AI productivity eliminates seat expansion growth
Jackson links declining software multiples to JOLTS data showing reduced hiring intentions, as AI-driven productivity gains eliminate the need for traditional headcount growth that fueled legacy software revenue.
🤖 The "Assist" AI Paradigm 3 insights
Grammarly rebrands as Superhuman, pivots beyond grammar
The combined entity with $700 million in revenue and 40 million daily users is transforming from a grammar checker into an AI assistance platform making 100 billion LLM calls weekly across all user surfaces.
"Assist" versus "Chat" differentiation strategy
Unlike chatbots or task automation, Superhuman's platform integrates thousands of daily AI calls directly into user workflows to augment human decision-making in real-time rather than replacing the user interface.
AI as job expander rather than eliminator
CEO Shashir Matra predicts AI will function as "100 new employees" for every worker, requiring new management skills and increasing human output rather than replacing workers entirely.
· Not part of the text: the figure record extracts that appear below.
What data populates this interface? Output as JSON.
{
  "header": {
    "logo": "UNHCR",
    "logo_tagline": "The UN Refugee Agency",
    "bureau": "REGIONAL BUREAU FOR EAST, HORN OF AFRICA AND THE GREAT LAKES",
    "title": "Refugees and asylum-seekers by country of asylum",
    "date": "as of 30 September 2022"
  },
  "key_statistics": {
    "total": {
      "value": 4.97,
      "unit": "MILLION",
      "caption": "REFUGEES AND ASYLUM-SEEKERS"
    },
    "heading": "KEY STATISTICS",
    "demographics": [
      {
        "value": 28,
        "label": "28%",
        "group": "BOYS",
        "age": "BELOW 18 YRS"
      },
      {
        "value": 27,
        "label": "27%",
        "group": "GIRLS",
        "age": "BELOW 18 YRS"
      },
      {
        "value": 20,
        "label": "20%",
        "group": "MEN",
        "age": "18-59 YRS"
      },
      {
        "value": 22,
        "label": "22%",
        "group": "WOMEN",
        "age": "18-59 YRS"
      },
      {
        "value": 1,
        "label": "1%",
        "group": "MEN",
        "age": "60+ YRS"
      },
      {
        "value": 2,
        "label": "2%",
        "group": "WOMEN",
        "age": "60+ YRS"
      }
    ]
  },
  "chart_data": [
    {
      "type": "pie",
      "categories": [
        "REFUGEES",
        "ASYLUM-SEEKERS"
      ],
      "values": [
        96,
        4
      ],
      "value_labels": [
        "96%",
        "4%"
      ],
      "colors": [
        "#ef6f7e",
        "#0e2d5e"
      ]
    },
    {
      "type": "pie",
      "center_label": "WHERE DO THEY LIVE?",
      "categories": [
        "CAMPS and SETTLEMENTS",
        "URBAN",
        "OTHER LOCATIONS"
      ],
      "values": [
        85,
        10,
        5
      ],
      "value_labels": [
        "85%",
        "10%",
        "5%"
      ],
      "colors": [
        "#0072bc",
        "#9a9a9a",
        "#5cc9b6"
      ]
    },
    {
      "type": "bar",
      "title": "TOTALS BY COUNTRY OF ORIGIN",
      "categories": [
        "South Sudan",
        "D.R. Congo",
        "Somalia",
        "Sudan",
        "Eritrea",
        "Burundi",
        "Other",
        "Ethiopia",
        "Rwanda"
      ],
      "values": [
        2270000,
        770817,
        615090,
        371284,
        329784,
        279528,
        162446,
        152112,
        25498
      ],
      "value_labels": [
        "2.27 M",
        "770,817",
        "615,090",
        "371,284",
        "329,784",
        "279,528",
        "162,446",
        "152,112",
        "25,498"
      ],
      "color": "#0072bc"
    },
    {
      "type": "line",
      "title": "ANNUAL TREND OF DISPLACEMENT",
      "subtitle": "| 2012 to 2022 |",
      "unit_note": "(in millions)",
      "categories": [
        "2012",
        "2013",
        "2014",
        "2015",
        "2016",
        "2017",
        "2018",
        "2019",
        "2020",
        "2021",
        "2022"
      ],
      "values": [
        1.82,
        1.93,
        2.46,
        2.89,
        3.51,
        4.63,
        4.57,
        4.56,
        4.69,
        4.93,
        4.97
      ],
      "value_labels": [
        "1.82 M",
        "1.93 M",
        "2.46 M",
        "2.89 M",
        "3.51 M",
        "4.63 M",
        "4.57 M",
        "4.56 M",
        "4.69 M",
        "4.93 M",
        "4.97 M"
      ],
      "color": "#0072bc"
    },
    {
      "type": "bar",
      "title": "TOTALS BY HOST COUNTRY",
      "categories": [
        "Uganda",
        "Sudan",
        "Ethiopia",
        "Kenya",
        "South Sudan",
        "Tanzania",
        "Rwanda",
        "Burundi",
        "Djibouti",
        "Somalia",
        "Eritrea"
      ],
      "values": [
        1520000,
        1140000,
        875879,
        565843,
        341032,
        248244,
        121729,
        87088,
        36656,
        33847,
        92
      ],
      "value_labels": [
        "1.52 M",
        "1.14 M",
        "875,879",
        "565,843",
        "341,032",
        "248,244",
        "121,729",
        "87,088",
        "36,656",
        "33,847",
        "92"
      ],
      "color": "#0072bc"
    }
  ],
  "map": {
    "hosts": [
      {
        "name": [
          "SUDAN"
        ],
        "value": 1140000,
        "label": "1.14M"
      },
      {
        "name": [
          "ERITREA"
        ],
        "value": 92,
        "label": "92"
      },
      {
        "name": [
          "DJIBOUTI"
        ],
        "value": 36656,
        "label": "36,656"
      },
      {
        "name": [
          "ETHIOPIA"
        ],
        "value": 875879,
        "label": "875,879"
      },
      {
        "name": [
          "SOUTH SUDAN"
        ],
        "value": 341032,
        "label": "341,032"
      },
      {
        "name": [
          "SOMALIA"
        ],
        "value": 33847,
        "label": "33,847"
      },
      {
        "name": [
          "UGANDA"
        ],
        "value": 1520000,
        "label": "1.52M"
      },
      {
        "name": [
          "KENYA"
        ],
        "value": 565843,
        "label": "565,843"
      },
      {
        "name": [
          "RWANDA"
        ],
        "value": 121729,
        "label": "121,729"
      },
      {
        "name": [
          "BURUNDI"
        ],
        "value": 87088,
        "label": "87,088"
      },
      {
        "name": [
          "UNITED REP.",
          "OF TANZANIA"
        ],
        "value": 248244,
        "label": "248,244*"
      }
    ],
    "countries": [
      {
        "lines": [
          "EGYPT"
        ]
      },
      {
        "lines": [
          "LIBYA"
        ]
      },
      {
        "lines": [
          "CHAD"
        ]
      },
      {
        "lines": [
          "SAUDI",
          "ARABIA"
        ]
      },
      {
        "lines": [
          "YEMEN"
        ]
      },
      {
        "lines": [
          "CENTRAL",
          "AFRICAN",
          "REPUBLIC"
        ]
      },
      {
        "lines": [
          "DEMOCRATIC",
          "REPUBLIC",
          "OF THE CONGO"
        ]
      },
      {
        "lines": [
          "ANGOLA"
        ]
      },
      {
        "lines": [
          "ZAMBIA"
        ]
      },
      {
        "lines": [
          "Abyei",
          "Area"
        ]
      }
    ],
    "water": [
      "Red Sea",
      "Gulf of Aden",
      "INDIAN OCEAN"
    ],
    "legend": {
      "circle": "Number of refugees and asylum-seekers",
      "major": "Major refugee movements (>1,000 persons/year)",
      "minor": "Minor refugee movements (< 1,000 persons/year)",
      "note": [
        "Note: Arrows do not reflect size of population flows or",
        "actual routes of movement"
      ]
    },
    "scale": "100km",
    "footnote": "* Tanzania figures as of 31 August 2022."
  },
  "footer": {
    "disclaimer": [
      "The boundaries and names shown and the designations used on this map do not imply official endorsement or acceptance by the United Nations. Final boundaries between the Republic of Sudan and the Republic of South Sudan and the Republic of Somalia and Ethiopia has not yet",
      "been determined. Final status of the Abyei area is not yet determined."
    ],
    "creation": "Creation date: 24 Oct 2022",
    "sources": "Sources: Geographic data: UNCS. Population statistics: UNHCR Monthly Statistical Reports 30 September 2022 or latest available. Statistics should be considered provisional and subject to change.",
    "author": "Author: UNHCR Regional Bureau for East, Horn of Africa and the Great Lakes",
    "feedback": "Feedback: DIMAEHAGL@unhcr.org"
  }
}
🏢 Corporate Adaptation Imperatives 2 insights
Walmart demonstrates legacy retail AI transformation
Matra describes Walmart's board meetings as resembling "tech company" sessions filled with AI demos, applying generative AI at massive scale to shopping cart analysis and inventory management.
Adaptation determines survival
Both Matra and Jackson warn that companies ignoring AI face obsolescence, while those integrating it into core workflows will define the next generation of productivity software.
Bottom Line
Investors should avoid legacy software stocks facing structural decline from AI disruption and instead focus on companies building AI-native platforms that augment human productivity across existing workflows.